Il turbamento della città è accompagnato dalla domanda “chi è costui?” che riprende
l’interrogativo posto da Gesù ai discepoli in 16, 13 nel contesto del primo annuncio della passione.
Qui è la folla osannante a rispondere riprendendo in parte le parole dei discepoli su ciò che dice la
gente6, ma ponendo l’accento sulla sua provenienza “da Nazareth di Galilea”. In questo modo
l’evangelista rafforza l’idea di umiltà associata al Messia7e contemporaneamente riprende la
citazione particolarissima che troviamo sempre nel prologo: appena giunto, andò ad abitare in una
città chiamata Nazareth, perché si adempisse ciò che era stato detto dai profeti: «Sarà chiamato Nazareno»
(2,23)8. Gesù torna nella sua patria, dopo la fuga in Egitto; egli è chiamato a rappresentare e a
realizzare in sé l’esodo che condurrà il popolo di Dio alla piena libertà. E questo esodo troverà
compimento adesso, in Gerusalemme.
A gioire nel racconto del Prologo sono solo i magi “al vedere la luce della stella” che li guida al luogo dove
si trova Gesù. Nell’ingresso a Gerusalemme sarà invece caratteristica della “folla”, quella massa eterogenea
di persone che salivano verso Gerusalemme in occasione della pasqua ma che non possiede i connotati della
“Sion” delle profezie veterotestamentarie. Nella prospettiva di Matteo sono sempre i lontani ad accogliere il
Signore che viene.
5 La strage degli innocenti, letta in controluce, rivela i tratti della condanna a morte di Gesù che adesso si
compie.
6 “Uno dei profeti”, cfr. 16,13
7 Nazareth non è considerata patria di profeti. Cfr. Gv 1, 45-46
8 Si tratta di una citazione impropria che crea difficoltà in quanto non compare nell’Antico testamento.

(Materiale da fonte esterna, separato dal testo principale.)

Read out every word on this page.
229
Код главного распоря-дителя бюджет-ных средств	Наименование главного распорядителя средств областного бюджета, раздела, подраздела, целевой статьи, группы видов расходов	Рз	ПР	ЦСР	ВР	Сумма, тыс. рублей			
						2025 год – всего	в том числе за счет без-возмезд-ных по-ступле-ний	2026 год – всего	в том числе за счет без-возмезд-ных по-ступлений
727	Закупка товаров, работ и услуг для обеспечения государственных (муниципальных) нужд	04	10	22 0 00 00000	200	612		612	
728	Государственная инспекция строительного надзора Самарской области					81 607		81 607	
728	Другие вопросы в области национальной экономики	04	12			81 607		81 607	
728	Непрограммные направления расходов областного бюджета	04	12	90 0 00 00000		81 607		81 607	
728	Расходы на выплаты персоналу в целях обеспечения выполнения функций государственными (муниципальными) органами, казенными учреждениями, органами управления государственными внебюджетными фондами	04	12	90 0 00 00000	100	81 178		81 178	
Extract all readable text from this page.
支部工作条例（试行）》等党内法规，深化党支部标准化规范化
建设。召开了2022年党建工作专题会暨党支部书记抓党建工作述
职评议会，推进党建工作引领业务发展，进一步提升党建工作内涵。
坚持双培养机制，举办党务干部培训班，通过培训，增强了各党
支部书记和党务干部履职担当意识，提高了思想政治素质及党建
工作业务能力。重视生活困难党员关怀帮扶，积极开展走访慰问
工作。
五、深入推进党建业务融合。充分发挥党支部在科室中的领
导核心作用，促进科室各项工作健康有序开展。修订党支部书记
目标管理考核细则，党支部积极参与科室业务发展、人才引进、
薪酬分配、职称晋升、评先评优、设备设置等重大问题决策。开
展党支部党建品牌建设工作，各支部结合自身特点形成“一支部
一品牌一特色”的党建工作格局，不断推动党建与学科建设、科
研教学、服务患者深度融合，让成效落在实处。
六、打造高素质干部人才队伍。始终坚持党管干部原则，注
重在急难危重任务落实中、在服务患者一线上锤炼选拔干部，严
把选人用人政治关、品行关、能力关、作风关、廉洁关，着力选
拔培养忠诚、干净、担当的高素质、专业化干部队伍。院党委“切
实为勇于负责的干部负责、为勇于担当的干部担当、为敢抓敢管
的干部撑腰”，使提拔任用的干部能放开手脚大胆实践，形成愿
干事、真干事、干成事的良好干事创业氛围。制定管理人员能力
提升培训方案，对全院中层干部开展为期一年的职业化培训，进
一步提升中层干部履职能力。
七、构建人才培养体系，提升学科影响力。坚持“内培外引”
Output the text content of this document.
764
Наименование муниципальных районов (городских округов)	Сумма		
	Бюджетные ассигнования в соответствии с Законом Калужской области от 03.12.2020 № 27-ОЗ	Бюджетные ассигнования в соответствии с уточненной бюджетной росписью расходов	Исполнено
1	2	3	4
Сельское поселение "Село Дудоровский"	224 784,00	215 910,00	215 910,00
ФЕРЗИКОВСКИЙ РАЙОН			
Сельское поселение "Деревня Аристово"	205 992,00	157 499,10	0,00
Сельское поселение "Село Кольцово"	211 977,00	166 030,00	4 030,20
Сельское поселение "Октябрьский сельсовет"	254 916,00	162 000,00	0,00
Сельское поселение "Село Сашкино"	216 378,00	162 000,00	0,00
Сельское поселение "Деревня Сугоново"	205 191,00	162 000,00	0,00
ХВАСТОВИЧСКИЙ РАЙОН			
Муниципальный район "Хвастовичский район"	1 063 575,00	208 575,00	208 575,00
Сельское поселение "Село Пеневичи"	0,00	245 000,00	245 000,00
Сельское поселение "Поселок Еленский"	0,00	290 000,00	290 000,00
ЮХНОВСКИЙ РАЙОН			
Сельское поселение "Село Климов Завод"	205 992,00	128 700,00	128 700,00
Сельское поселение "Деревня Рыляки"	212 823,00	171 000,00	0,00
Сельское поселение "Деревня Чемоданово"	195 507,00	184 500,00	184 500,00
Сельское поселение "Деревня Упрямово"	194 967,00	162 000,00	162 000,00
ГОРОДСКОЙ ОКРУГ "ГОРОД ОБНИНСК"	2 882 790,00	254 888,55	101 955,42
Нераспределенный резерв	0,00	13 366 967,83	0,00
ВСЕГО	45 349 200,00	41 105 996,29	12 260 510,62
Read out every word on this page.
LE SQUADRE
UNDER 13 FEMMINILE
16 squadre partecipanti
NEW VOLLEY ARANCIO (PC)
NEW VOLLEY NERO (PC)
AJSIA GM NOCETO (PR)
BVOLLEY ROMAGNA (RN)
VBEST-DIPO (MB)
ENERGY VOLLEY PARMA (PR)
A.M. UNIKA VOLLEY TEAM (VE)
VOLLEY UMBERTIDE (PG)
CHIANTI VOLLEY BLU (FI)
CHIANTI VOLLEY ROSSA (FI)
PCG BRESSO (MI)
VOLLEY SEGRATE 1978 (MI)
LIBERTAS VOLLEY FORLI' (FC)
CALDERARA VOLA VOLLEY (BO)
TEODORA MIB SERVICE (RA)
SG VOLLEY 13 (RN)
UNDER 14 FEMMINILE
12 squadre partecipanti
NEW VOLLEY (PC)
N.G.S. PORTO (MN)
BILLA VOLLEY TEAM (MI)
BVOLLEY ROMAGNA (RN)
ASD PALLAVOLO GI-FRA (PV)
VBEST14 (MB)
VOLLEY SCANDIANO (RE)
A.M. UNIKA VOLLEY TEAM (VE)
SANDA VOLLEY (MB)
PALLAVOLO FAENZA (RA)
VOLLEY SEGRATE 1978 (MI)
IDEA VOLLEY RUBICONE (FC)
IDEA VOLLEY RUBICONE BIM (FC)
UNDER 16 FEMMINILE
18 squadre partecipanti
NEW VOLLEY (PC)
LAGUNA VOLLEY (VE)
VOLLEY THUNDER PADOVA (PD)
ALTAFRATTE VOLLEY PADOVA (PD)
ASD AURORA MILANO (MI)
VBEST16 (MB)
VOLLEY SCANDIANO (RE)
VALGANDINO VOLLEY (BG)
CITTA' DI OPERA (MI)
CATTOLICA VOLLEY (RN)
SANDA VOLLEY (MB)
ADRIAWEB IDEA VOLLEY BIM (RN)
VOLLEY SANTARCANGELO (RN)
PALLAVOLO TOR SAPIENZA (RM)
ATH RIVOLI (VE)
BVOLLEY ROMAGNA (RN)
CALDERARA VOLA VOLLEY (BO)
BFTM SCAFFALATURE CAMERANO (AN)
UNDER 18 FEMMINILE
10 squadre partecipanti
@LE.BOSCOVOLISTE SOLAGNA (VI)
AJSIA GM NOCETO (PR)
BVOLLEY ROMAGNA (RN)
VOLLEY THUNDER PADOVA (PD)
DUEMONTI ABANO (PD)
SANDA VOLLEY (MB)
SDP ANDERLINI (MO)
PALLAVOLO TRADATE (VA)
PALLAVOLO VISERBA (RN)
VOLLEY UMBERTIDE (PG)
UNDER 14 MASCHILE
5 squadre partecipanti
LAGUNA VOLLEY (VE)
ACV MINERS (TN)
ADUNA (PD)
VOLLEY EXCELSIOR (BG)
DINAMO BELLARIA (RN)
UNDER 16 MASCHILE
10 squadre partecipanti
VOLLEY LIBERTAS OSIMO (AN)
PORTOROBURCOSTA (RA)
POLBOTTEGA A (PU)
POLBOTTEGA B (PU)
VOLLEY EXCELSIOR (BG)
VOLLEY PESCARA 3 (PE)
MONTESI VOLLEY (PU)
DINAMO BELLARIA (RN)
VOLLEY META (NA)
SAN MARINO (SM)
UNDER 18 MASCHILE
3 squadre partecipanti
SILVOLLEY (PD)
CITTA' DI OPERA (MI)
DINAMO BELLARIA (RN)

Matteo utilizza spesso i metodi ermeneutici della sinagoga che non prevedono l’adesione letterale al testo; in
questo modo egli evidenzia come la dottrina e la persona di Cristo illumini la Scrittura e
contemporaneamente la trascenda nell’ottica del compimento del piano salvifico di Dio. In questo modo
“sgancia” le profezie storiche di Israele donando loro un respiro più ampio.